Wege aus der Zwickmühle
Nach dem von der EU-Kommission veröffentlichten Leitfaden zur EU-Blocking-Regulation (ABl.EU 2018 C277I, 4) erkennt die Kommission ausdrücklich das Recht je-des Wirtschaftsteilnehmers an, seine Geschäftstätigkeit unter Beachtung des EU-Rechts und des nationalen Rechts frei auszuüben und daher auch frei zu entscheiden, die Geschäftstätigkeit im Iran einzuschränken oder gar einzustellen. Dokumentiert der Wirtschaftsteilnehmer allerdings in seinen eigenen Prozessen und Richtlinien, dass die Entscheidung nicht frei getroffen, sondern durch US-Recht determiniert ist, riskiert er eine Sanktionierung durch die zuständigen Behörden der Mitgliedstaaten. Auch dazu äußert sich die Kommission in ihrem Leitfaden: Es sei Sache der Mitgliedstaaten, dafür zu sorgen, dass die EU-Blocking-Regulation durchgesetzt wird. Dies kann vor allem beim Export in der EU hergestellter Güter mit US-Bestandteilen für Probleme sorgen.
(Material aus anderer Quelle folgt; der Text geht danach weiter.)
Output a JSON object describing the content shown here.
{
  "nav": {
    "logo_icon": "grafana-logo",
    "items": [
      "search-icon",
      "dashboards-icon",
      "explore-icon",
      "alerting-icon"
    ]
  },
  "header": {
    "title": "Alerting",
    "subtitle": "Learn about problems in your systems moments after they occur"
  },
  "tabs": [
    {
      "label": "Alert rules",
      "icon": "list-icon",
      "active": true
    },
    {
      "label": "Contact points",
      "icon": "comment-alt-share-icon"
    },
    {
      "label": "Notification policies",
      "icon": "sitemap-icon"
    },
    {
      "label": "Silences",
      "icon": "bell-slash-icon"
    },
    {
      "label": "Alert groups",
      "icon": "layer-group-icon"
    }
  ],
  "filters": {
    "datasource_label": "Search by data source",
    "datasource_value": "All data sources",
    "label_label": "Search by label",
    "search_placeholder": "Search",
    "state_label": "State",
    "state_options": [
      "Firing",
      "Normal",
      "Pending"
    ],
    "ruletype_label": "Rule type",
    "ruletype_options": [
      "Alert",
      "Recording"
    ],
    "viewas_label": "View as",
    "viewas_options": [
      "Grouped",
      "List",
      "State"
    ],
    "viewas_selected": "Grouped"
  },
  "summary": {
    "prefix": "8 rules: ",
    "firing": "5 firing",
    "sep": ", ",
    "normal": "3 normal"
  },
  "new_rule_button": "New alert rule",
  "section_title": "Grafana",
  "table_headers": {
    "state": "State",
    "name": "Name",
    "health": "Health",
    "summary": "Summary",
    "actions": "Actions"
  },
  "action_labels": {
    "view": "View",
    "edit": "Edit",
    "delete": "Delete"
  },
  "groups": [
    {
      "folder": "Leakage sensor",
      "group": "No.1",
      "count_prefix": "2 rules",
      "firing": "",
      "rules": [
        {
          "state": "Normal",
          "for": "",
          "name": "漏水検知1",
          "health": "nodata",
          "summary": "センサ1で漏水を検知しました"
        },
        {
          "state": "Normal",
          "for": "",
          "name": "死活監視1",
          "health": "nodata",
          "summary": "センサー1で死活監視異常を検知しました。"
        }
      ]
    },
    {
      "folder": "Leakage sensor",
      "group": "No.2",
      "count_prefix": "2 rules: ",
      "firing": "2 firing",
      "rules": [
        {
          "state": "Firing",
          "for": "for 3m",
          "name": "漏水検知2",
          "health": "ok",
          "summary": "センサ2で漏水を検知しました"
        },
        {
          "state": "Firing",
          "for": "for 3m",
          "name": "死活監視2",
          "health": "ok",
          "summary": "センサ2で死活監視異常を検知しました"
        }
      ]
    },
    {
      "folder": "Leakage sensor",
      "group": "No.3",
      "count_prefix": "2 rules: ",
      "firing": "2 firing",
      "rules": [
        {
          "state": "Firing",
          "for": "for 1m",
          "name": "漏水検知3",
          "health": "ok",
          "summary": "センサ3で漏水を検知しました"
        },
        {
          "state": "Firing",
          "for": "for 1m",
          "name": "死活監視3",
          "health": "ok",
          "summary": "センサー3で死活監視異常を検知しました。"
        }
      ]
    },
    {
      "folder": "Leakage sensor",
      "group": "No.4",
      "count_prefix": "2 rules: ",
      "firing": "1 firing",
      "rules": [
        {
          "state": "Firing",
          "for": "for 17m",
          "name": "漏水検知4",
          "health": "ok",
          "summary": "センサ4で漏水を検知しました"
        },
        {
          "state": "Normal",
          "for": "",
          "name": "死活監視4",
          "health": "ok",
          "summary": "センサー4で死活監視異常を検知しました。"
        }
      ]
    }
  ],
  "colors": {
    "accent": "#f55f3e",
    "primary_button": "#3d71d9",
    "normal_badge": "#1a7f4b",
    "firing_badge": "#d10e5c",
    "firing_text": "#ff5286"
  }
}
Die EU-Blocking-Regulation sieht in Art. 5 Abs. 2 ferner vor, dass EU-Wirtschaftsteilnehmer bei der Kommission eine Genehmigung zur Einhaltung der gelisteten US-Rechtsakte für den Fall beantragen können, dass ihre Interessen oder die Interessen der Union durch die Nichteinhaltung „schwer geschädigt“ würden. Im Leitfaden der Kommission wird jedoch gleich deutlich gemacht, dass nicht bei jeder erlittenen Beeinträchtigung oder Schädigung eine Genehmigung erteilt werden kann; Abweichungen von dem Verbot, dem US-Recht nachzukommen, sollen eine Ausnahme bleiben. Damit dürfte aus Compliancesicht ausgeschlossen sein, dass Unternehmen der Zwickmühle insgesamt durch die pauschale Beantragung einer Ausnahme von allen für sie relevanten Verboten entkommen können. Im Einzelfall kann die Genehmigungsmöglichkeit womöglich aber Ab-hilfe schaffen. Auch insoweit betreten die Unternehmen aber juristisches Neuland; die Wirksamkeit dieser Maßnahme wird sich erst mit der Zeit erweisen.